Calchín. La confesión de la maestra de Julián Álvarez que emocionó a todos tras el pase a semifinales

Griselda Arnaudo, quien fue maestra del delantero en tercer grado, recordó los dibujos que hacía el pequeño Julián en sus cuadernos. "Se me vino la imagen de él corriendo en esas canchitas", confesó tras el golazo frente a Suiza.

13 de julio de 2026 a las 12:16 p. m.
La confesión de la maestra de Julián Álvarez que emocionó a todos tras el pase a semifinales
Julián Álvarez junto a su "seño" de tercer grado.

Julián Álvarez volvió a demostrar por qué es uno de los futbolistas más determinantes de esta selección. Cuando el partido parecía encaminarse hacia los penales, el cordobés sacó un derechazo inolvidable que se clavó en el ángulo y abrió el camino del 3-1 sobre Suiza, resultado que depositó a Argentina en las semifinales del Mundial 2026.

Fue, probablemente, uno de los goles más importantes y espectaculares de su carrera. Un remate imposible, en el segundo tiempo suplementario, que rompió el cerrojo suizo y desató el festejo de millones de argentinos. Pero mientras el país celebraba, en Calchín una persona viajó varios años hacia atrás.

Griselda Arnaudo, quien fue maestra de Julián cuando cursaba tercer grado, confesó que el gol la emocionó hasta las lágrimas y que, de inmediato, recordó al pequeño alumno que llenaba de sueños las hojas de sus cuadernos.

Las canchitas que dibujaba en el aula

"En el momento del gol de Julián lo ubiqué dentro de esas canchitas que dibujaba y que quedaron plasmadas en sus cuadernos. Ahí estaban todos sus sueños. Se me vino la imagen de él corriendo en esa cancha que dibujaba", contó emocionada en diálogo con Súper Deportivo Radio.

El recuerdo conmovió a los hinchas porque retrata al Julián niño, al que todavía no imaginaba levantar la Copa del Mundo ni convertirse en una de las grandes figuras del fútbol internacional, pero que ya soñaba con una pelota en los pies.

Del cuaderno al Mundial

Aquel chico que dibujaba canchas en la escuela de Calchín hoy las recorre frente a millones de personas.
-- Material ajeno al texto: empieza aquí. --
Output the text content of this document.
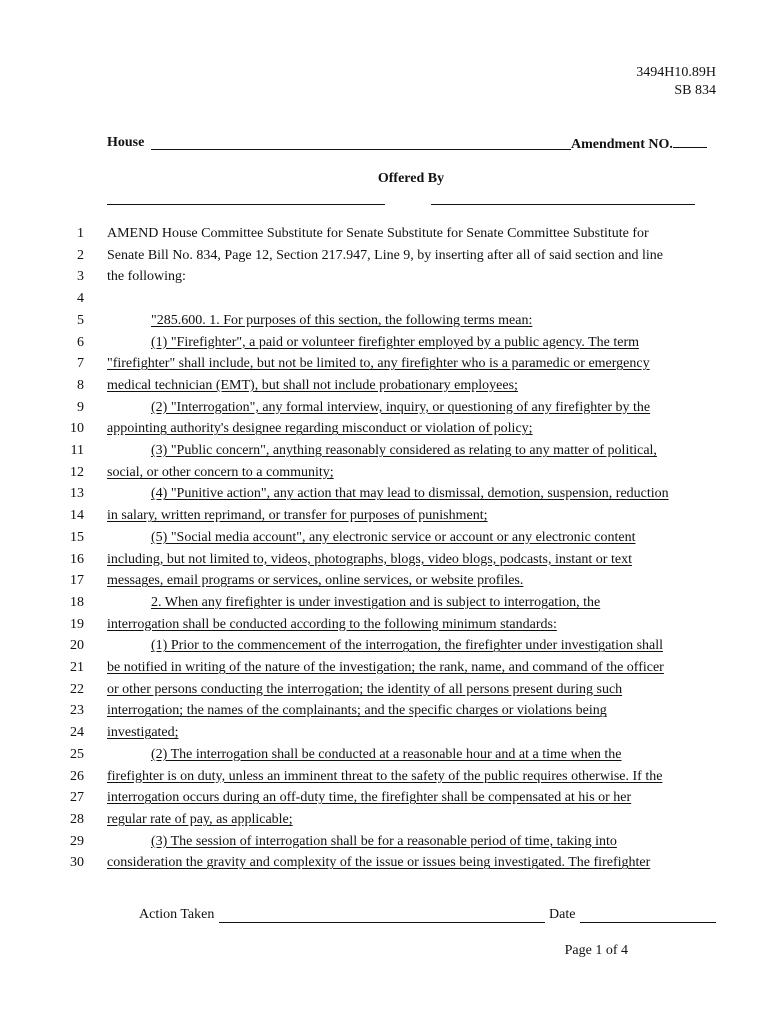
3494H10.89H
SB 834
House	Amendment NO.
Offered By
1 AMEND House Committee Substitute for Senate Substitute for Senate Committee Substitute for
2 Senate Bill No. 834, Page 12, Section 217.947, Line 9, by inserting after all of said section and line
3 the following:
4
5	"285.600. 1. For purposes of this section, the following terms mean:
6	(1) "Firefighter", a paid or volunteer firefighter employed by a public agency. The term
7 "firefighter" shall include, but not be limited to, any firefighter who is a paramedic or emergency
8 medical technician (EMT), but shall not include probationary employees;
9	(2) "Interrogation", any formal interview, inquiry, or questioning of any firefighter by the
10 appointing authority's designee regarding misconduct or violation of policy;
11	(3) "Public concern", anything reasonably considered as relating to any matter of political,
12 social, or other concern to a community;
13	(4) "Punitive action", any action that may lead to dismissal, demotion, suspension, reduction
14 in salary, written reprimand, or transfer for purposes of punishment;
15	(5) "Social media account", any electronic service or account or any electronic content
16 including, but not limited to, videos, photographs, blogs, video blogs, podcasts, instant or text
17 messages, email programs or services, online services, or website profiles.
18	2. When any firefighter is under investigation and is subject to interrogation, the
19 interrogation shall be conducted according to the following minimum standards:
20	(1) Prior to the commencement of the interrogation, the firefighter under investigation shall
21 be notified in writing of the nature of the investigation; the rank, name, and command of the officer
22 or other persons conducting the interrogation; the identity of all persons present during such
23 interrogation; the names of the complainants; and the specific charges or violations being
24 investigated;
25	(2) The interrogation shall be conducted at a reasonable hour and at a time when the
26 firefighter is on duty, unless an imminent threat to the safety of the public requires otherwise. If the
27 interrogation occurs during an off-duty time, the firefighter shall be compensated at his or her
28 regular rate of pay, as applicable;
29	(3) The session of interrogation shall be for a reasonable period of time, taking into
30 consideration the gravity and complexity of the issue or issues being investigated. The firefighter
Action Taken	Date
Page 1 of 4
Lo hace con la misma naturalidad con la que alguna vez llenó los márgenes de un cuaderno, aunque ahora sus goles escriben capítulos en la historia grande de la Selección.

El bombazo ante Suiza no sólo acercó a Argentina a una nueva final del mundo. También confirmó que muchos de aquellos sueños infantiles terminaron convirtiéndose en realidad. Y quizás por eso la emoción de su maestra conmovió tanto: porque, antes que los estadios repletos y los títulos, ella fue testigo de cuando todo empezaba con una simple canchita dibujada a lápiz.